Roman sagte nichts, verließ das Abteil und näherte sich dem Dirigenten.
—Ich habe alles gehört”, sagte sie leise. – Wenn Sie möchten, können Sie sich bei mir ausruhen.
– danke. Und ich glaube, ich weiß, von welchem Haus die Rede war.
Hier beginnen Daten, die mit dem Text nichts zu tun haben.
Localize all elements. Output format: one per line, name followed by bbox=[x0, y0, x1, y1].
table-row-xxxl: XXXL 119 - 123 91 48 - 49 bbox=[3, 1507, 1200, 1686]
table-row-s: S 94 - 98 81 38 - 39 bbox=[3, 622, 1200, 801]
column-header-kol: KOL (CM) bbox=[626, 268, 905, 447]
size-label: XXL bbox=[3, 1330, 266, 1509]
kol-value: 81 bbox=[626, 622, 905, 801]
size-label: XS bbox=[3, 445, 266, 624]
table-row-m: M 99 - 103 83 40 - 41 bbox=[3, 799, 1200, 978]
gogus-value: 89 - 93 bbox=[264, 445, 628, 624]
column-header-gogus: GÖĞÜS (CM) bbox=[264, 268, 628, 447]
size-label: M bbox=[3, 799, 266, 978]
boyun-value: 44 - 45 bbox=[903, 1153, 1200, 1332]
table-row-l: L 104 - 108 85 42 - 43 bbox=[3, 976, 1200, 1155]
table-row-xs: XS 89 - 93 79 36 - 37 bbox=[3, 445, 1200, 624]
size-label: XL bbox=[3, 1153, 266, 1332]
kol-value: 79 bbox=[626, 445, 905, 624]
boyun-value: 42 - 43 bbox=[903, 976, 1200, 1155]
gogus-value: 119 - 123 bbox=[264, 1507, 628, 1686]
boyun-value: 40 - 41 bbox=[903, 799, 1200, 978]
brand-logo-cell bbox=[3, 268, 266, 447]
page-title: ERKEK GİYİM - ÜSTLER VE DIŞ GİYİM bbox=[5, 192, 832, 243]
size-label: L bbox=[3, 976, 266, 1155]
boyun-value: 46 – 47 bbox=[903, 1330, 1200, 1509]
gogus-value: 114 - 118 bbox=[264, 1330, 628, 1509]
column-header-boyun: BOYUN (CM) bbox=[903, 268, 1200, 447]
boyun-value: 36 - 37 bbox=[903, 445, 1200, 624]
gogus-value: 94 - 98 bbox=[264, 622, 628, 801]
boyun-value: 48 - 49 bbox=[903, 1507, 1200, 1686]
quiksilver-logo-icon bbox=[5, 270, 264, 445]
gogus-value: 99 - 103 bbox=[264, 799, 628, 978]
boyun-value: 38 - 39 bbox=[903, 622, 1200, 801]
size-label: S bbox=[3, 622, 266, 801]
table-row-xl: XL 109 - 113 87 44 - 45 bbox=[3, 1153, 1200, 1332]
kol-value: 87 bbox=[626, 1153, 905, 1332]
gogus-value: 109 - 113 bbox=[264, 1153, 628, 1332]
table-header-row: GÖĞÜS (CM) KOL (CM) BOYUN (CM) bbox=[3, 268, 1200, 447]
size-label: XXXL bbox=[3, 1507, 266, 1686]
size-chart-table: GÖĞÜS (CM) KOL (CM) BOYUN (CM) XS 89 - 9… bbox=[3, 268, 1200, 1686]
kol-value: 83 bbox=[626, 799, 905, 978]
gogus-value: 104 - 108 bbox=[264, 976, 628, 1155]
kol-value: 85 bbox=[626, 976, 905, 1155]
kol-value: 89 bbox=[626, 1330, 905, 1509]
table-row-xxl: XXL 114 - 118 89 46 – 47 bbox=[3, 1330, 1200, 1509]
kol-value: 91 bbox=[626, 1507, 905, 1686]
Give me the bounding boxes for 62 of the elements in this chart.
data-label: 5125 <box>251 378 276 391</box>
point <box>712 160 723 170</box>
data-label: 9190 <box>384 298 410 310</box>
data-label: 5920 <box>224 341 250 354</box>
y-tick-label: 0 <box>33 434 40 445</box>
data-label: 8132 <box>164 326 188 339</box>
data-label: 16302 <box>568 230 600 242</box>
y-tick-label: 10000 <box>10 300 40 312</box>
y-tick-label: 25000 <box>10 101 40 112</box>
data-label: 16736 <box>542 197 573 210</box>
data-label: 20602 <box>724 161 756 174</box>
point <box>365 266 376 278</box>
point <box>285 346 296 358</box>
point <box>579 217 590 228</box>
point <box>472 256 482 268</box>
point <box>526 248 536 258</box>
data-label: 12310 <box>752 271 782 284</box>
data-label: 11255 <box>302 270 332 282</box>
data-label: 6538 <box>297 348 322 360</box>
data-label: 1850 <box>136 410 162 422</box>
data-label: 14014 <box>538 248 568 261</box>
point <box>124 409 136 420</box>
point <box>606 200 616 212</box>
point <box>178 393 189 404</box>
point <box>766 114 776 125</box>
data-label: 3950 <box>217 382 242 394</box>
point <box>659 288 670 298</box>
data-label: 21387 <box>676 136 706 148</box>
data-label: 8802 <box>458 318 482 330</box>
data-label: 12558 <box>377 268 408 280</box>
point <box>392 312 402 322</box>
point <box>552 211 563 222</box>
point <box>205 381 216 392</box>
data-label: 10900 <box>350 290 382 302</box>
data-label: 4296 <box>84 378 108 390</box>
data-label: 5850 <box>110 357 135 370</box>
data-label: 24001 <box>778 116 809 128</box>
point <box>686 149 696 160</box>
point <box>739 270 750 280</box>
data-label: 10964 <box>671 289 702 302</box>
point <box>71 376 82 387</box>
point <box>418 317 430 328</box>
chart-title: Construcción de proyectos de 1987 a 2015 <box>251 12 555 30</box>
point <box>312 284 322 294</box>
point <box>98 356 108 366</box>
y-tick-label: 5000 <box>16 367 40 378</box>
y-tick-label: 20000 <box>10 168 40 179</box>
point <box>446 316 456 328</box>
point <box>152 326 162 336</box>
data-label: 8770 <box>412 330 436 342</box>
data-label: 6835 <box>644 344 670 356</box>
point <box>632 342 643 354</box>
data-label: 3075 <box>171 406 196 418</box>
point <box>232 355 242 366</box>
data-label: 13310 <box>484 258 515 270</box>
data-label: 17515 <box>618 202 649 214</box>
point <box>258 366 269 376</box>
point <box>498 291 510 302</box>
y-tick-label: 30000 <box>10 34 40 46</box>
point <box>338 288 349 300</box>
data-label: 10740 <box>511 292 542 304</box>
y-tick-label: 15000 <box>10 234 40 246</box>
Er ging nicht zur Arbeit, sondern rief an und erklärte alles. Katya hieß die Leiterin — sie fuhr mit ihm. Er war dankbar — allein zu gehen wäre zu beängstigend.
– Marina… Empfang nach einem Schlaganfall vor etwa zehn Jahren…
– Das ist es. Maria Pawlowna. Eine wunderbare Frau. Ich habe nur gesagt, dass sie niemanden hat — ihr Sohn ist gestorben. Und Sie?
Roman zuckte mit den Schultern:
– Vielleicht ein Sohn. Wenn sie es wirklich ist.
— Geht.
Eine Frau im Rollstuhl riss den Blick vom Stricken ab. Sie lächelte. Die Krankenschwester keuchte:
– Sie sind wie zwei Tropfen Wasser!
Marina hat das Gewirr fallen gelassen:
— Ich wusste immer, dass du am Leben bist. Ich habe es gefühlt.
Es ist zwei Jahre her. Marina hat einen Rehabilitationskurs absolviert, der für den Roman bezahlt wurde. Sie las ihrem Enkel ein Märchen vor, und Katja, seine Frau, bereitete ein Galadinner vor. Heute hat sie erfahren, dass sie wieder schwanger ist.